Jones has been operating semi-overtly on the fringes of the broad musical mainstream for some time now, but the passing of time has happily not sanded the edges of his stance, which ensures he produces music with an uncommonly high degree of creativity – it doesn’t echo countless precedents.

That said, I can detect the influence of both Anthony Braxton and Marion Brown in this music. Jones has clearly drunk deeply of both when it comes to his appreciation for and utilisation of dynamics, silence and space, a point which emerges both starkly and lyrically on his reading of Ornette Coleman’s Sadness.

Roscoe Mitchell’s Nonaah has always had going for it many qualities, none of them superficial. Jones shows he is aware of this, and the consequent virtuosity which is apparent is that of a musician with something on his mind other than chord sequences and such vacuously mercurial notions as exemplary solo construction.

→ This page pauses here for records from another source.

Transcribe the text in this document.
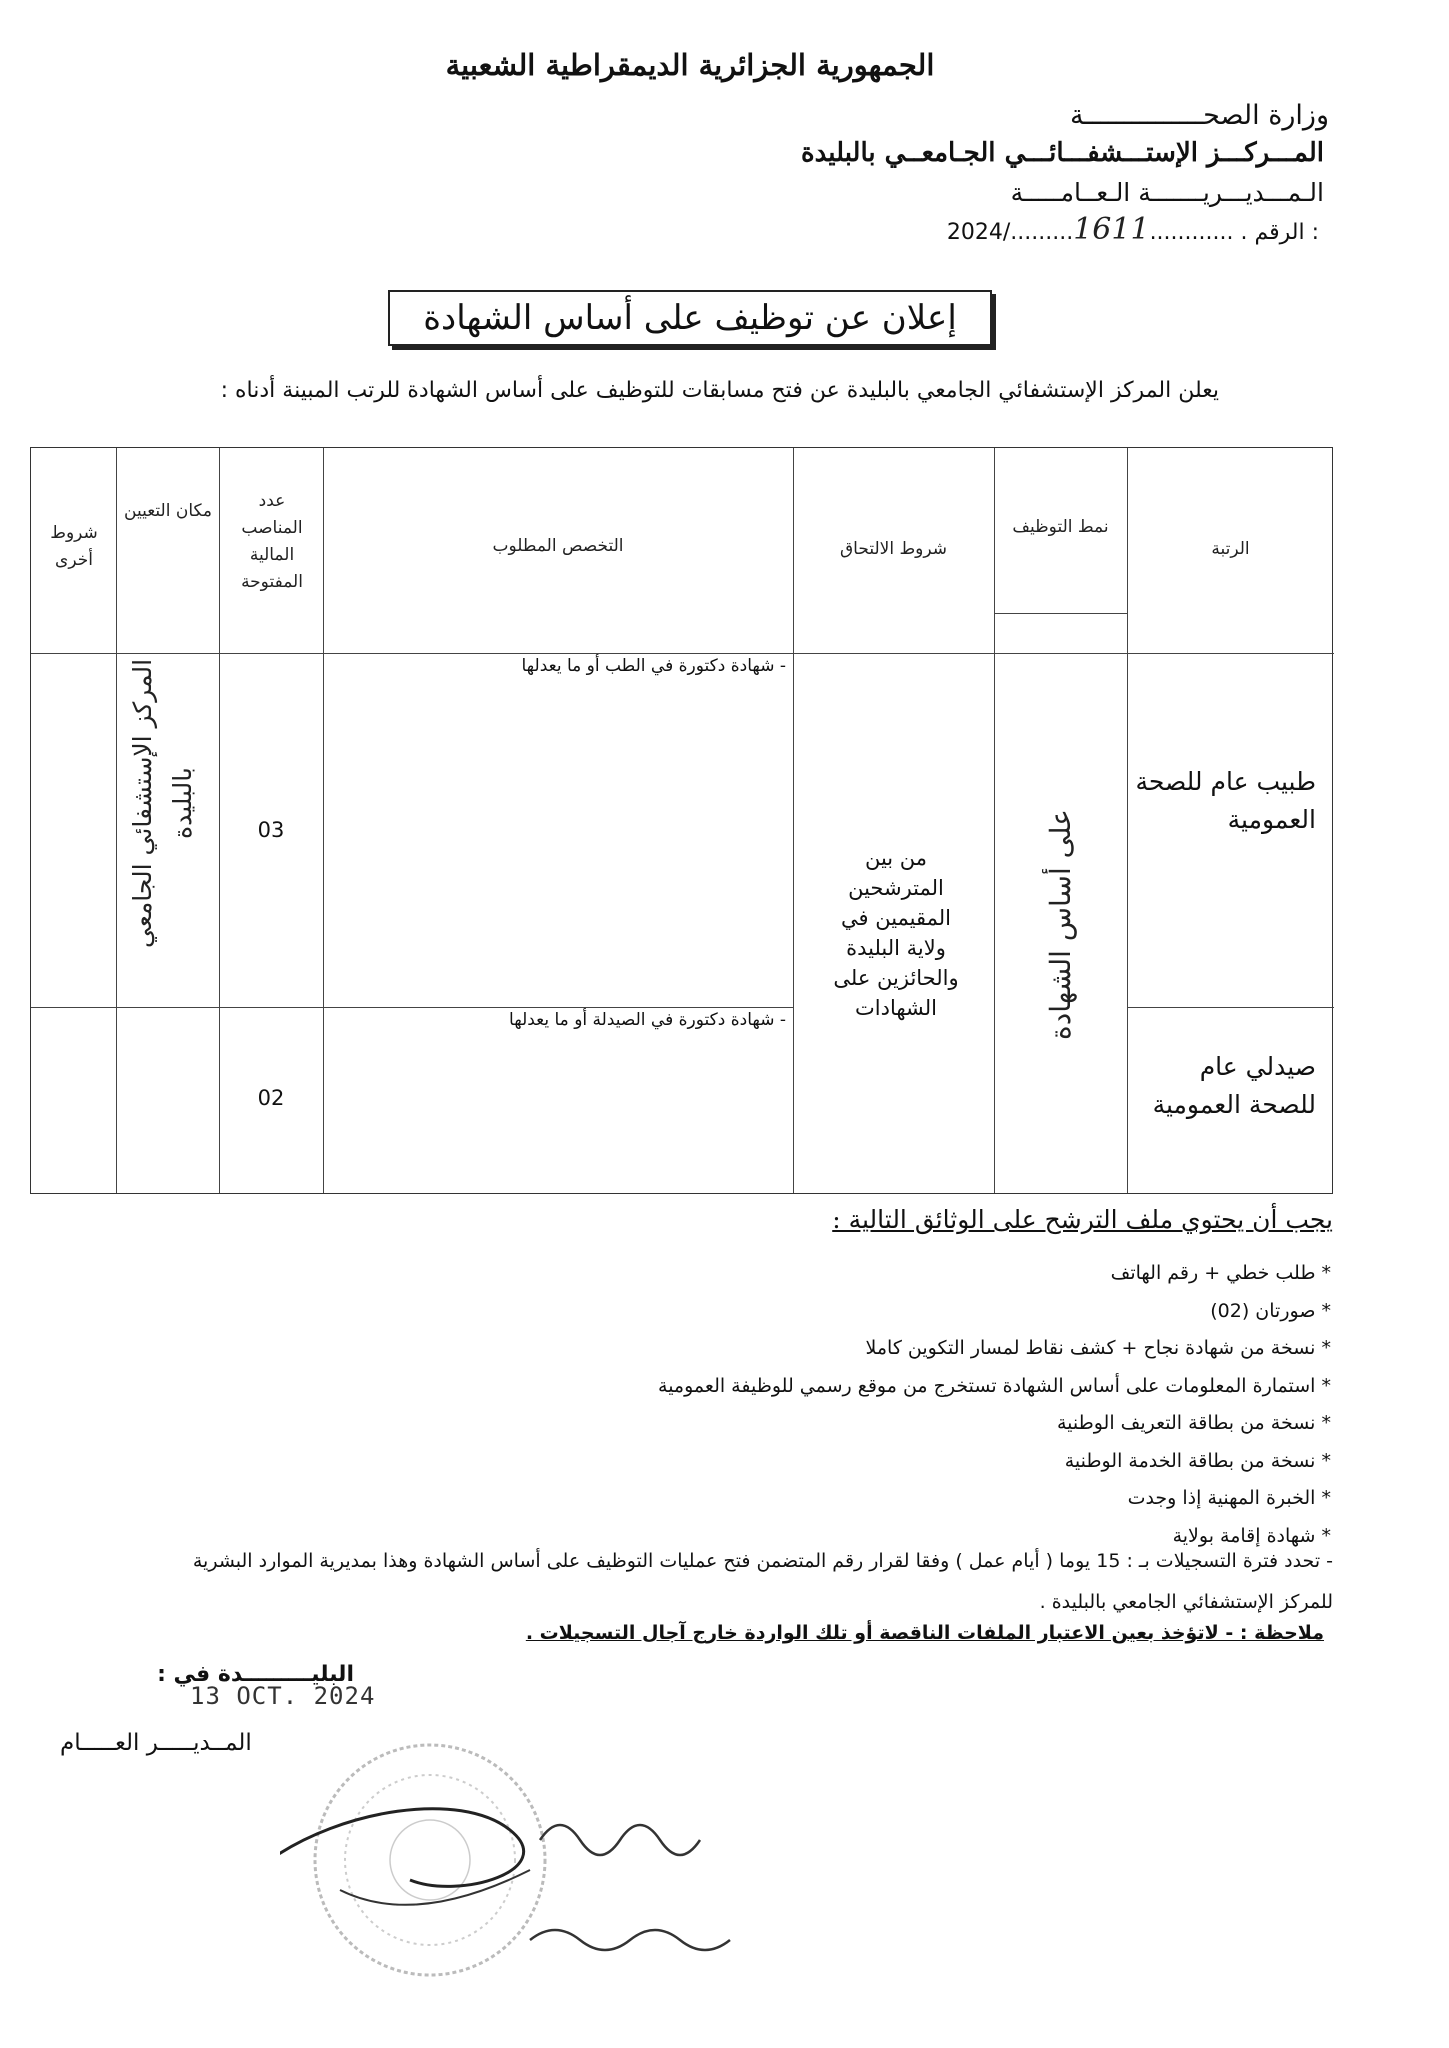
الجمهورية الجزائرية الديمقراطية الشعبية
وزارة الصحـــــــــــــــة
المـــركـــز الإستـــشفـــائـــي الجـامعــي بالبليدة
الـمـــديـــريـــــــة الـعــامـــــة
2024/.........1611............ . الرقم :
إعلان عن توظيف على أساس الشهادة
يعلن المركز الإستشفائي الجامعي بالبليدة عن فتح مسابقات للتوظيف على أساس الشهادة للرتب المبينة أدناه :
الرتبة
نمط التوظيف
شروط الالتحاق
التخصص المطلوب
عدد المناصب المالية المفتوحة
مكان التعيين
شروط أخرى
طبيب عام للصحة العمومية
- شهادة دكتورة في الطب أو ما يعدلها
03
صيدلي عام للصحة العمومية
- شهادة دكتورة في الصيدلة أو ما يعدلها
02
من بين المترشحين المقيمين في ولاية البليدة والحائزين على الشهادات	على أساس الشهادة
المركز الإستشفائي الجامعي بالبليدة
يجب أن يحتوي ملف الترشح على الوثائق التالية :
* طلب خطي + رقم الهاتف
* صورتان (02)
* نسخة من شهادة نجاح + كشف نقاط لمسار التكوين كاملا
* استمارة المعلومات على أساس الشهادة تستخرج من موقع رسمي للوظيفة العمومية
* نسخة من بطاقة التعريف الوطنية
* نسخة من بطاقة الخدمة الوطنية
* الخبرة المهنية إذا وجدت
* شهادة إقامة بولاية
- تحدد فترة التسجيلات بـ : 15 يوما ( أيام عمل ) وفقا لقرار رقم المتضمن فتح عمليات التوظيف على أساس الشهادة وهذا بمديرية الموارد البشرية
للمركز الإستشفائي الجامعي بالبليدة .
ملاحظة : - لاتؤخذ بعين الاعتبار الملفات الناقصة أو تلك الواردة خارج آجال التسجيلات .
البليـــــــــدة في :
13 OCT. 2024
المــديـــــر العـــــام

On Beautiful Love he shows he’s not averse to the rhapsodic. Concern over such basic issues as note placement and overall pacing result in a performance made all the more lyrical by avoiding the expectations of anyone who looks to creative improvised music to provide them only with yet another facsimile of what they already know.

Discography
Figure No. 2; Sadness; Beautiful Love; Nonaah; Love In Outer Space (48.40)
Jones (as). Holocene, Portland, Oregon. 18 October 2019.